Vorrei una notte di musica e lanterne e danze, voglio tutto, lo voglio subito, me la divorerei questa vita, fino allo sfinimento, come se domani dovessi morire e non potessi godermi più niente.
Miseria e povertà forse non sono neanche il peggio.
Il peggio è che a questa gente è stato sottratto ogni senso di responsabilità.
Il peggio è che alcuni di loro si sentono quasi a proprio agio nell’«io non posso farci niente», si adagiano nell’idea che la loro miseria sia soltanto colpa di altri come fossero chiusi in una bara.

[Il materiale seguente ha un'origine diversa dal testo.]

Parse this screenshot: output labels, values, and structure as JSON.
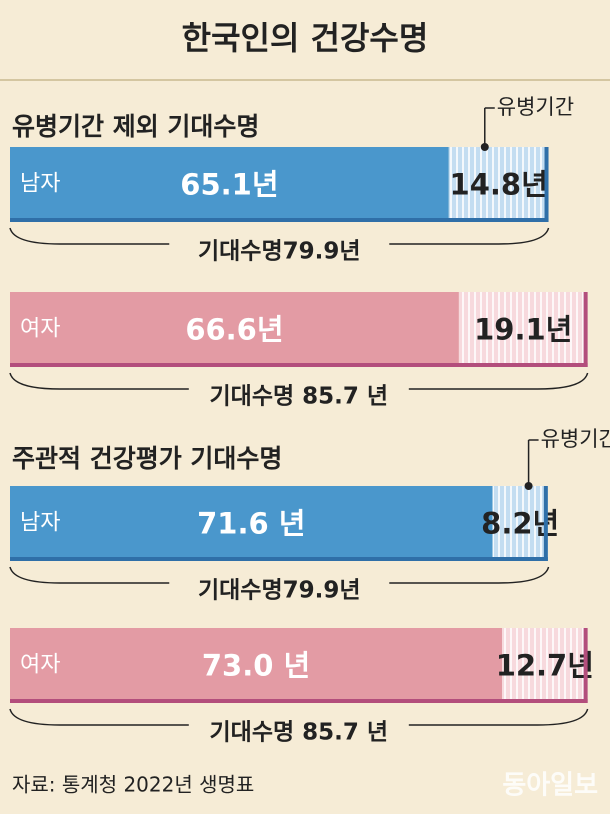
{
  "title": "한국인의 건강수명",
  "chart_data": [
    {
      "type": "stacked_bar",
      "title": "유병기간 제외 기대수명",
      "categories": [
        "남자",
        "여자"
      ],
      "edge_colors": [
        "#2f6fa8",
        "#b34e7c"
      ],
      "series": [
        {
          "colors": [
            "#4a97cc",
            "#e39ba4"
          ],
          "values": [
            65.1,
            66.6
          ],
          "value_labels": [
            "65.1년",
            "66.6년"
          ]
        },
        {
          "name": "유병기간",
          "colors": [
            "#c3ddf1",
            "#f7d9dd"
          ],
          "values": [
            14.8,
            19.1
          ],
          "value_labels": [
            "14.8년",
            "19.1년"
          ]
        }
      ],
      "totals": [
        79.9,
        85.7
      ],
      "total_labels": [
        "기대수명79.9년",
        "기대수명 85.7 년"
      ]
    },
    {
      "type": "stacked_bar",
      "title": "주관적 건강평가 기대수명",
      "categories": [
        "남자",
        "여자"
      ],
      "edge_colors": [
        "#2f6fa8",
        "#b34e7c"
      ],
      "series": [
        {
          "colors": [
            "#4a97cc",
            "#e39ba4"
          ],
          "values": [
            71.6,
            73.0
          ],
          "value_labels": [
            "71.6 년",
            "73.0 년"
          ]
        },
        {
          "name": "유병기간",
          "colors": [
            "#c3ddf1",
            "#f7d9dd"
          ],
          "values": [
            8.2,
            12.7
          ],
          "value_labels": [
            "8.2년",
            "12.7년"
          ]
        }
      ],
      "totals": [
        79.9,
        85.7
      ],
      "total_labels": [
        "기대수명79.9년",
        "기대수명 85.7 년"
      ]
    }
  ],
  "source": "자료: 통계청 2022년 생명표",
  "watermark": "동아일보"
}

Assassinano la virtuosa consapevolezza della loro pigrizia e imperfezione, lasciano che la voglia di vivere e la forza di desiderare, muoiano lentamente dentro di loro, non possono certo farci nulla.
E se l’effettiva colpa altrui copre un minuscolo granello della loro colpa, forse quello è il peggio, quella è la fine, quello vuol dire essere morti.
Le opere di Irmgard Keun furono proibite dai nazisti; per tutta risposta l’autrice fece causa allo Stato per danni.
All’inizio degli anni Trenta, i suoi Gilgi, una di noi e Doris, la ragazza misto seta, la trasformarono in un caso letterario rendendola una celebrità internazionale.